I want to use dplyr for some data manipulation. Background: I have a survey weight and a bunch of variables (mostly likert-items). I want to sum the frequencies and percentages per category with and without survey weight.
As an example, let us just use frequencies for the gender variable. The result should be this:
gender freq freq.weighted
1 292 922.2906
2 279 964.7551
9 6 21.7338
I will do this for many variables. So, i decided to put the dplyr-code inside a function, so i only have to change the variable and type less.
#exampledata
gender<-c("2","2","1","2","2","2","2","2","2","2","2","2","1","1","2","2","2","2","2","2","1","2","2","2","2","2","2","2","2","2")
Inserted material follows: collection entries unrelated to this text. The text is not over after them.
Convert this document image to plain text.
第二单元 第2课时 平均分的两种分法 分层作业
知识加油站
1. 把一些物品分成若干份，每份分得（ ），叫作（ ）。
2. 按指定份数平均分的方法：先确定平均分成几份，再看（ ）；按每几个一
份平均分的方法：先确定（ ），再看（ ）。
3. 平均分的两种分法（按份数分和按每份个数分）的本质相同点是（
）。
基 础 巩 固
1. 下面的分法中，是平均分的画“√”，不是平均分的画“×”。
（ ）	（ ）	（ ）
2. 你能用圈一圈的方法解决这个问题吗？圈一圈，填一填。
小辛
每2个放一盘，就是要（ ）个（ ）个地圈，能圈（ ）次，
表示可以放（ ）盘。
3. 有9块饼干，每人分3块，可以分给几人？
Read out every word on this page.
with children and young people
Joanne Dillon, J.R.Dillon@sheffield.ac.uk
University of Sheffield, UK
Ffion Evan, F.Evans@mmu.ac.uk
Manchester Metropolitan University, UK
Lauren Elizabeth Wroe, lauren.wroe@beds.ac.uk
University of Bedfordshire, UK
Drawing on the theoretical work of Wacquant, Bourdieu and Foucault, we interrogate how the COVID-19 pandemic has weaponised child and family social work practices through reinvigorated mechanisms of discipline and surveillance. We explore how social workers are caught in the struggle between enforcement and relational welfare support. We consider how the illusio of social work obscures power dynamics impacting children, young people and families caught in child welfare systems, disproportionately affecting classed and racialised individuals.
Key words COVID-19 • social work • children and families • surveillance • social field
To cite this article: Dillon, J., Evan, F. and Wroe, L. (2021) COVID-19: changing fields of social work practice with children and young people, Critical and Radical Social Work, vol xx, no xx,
survey_weight<-c("2.368456","2.642901","2.926698","3.628653","3.247463","3.698195","2.776772","2.972387","2.686365","2.441820","3.494899","3.133106","3.253514","3.138839","3.430597","3.769577","3.367952","2.265350","2.686365","3.189538","3.029999","3.024567","2.972387","2.730978","4.074495","2.921552","3.769577","2.730978","3.247463","3.230097")
test_dataframe<-data.frame(gender,survey_weight)
#function
weighting.function<-function(dataframe,variable){
test_weighted<- dataframe %>%
group_by_(variable) %>%
summarise_(interp(freq=count(~weight)),
interp(freq_weighted=sum(~weight)))
return(test_weighted)
}
result_dataframe<-weighting.function(test_dataframe,"gender")
#this second step was left out in this example:
#mutate_(perc=interp(~freq/sum(~freq)*100),perc_weighted=interp(~freq_weighted/sum(~freq_weighted)*100))
This leads to the following Error-Message:
Error in UseMethod("group_by_") :
no applicable method for 'group_by_' applied to an object of class "formula"
I have tried a lot of different things. First, I used freq=n()
to count the frequencies, but I always got an Error (i checked, that plyr was loaded before dplyr and not afterwards - it also didn“t work.).
Any ideas? I read the vignette on standard evaluation. But, i always run into problems and have no idea what could be a solution.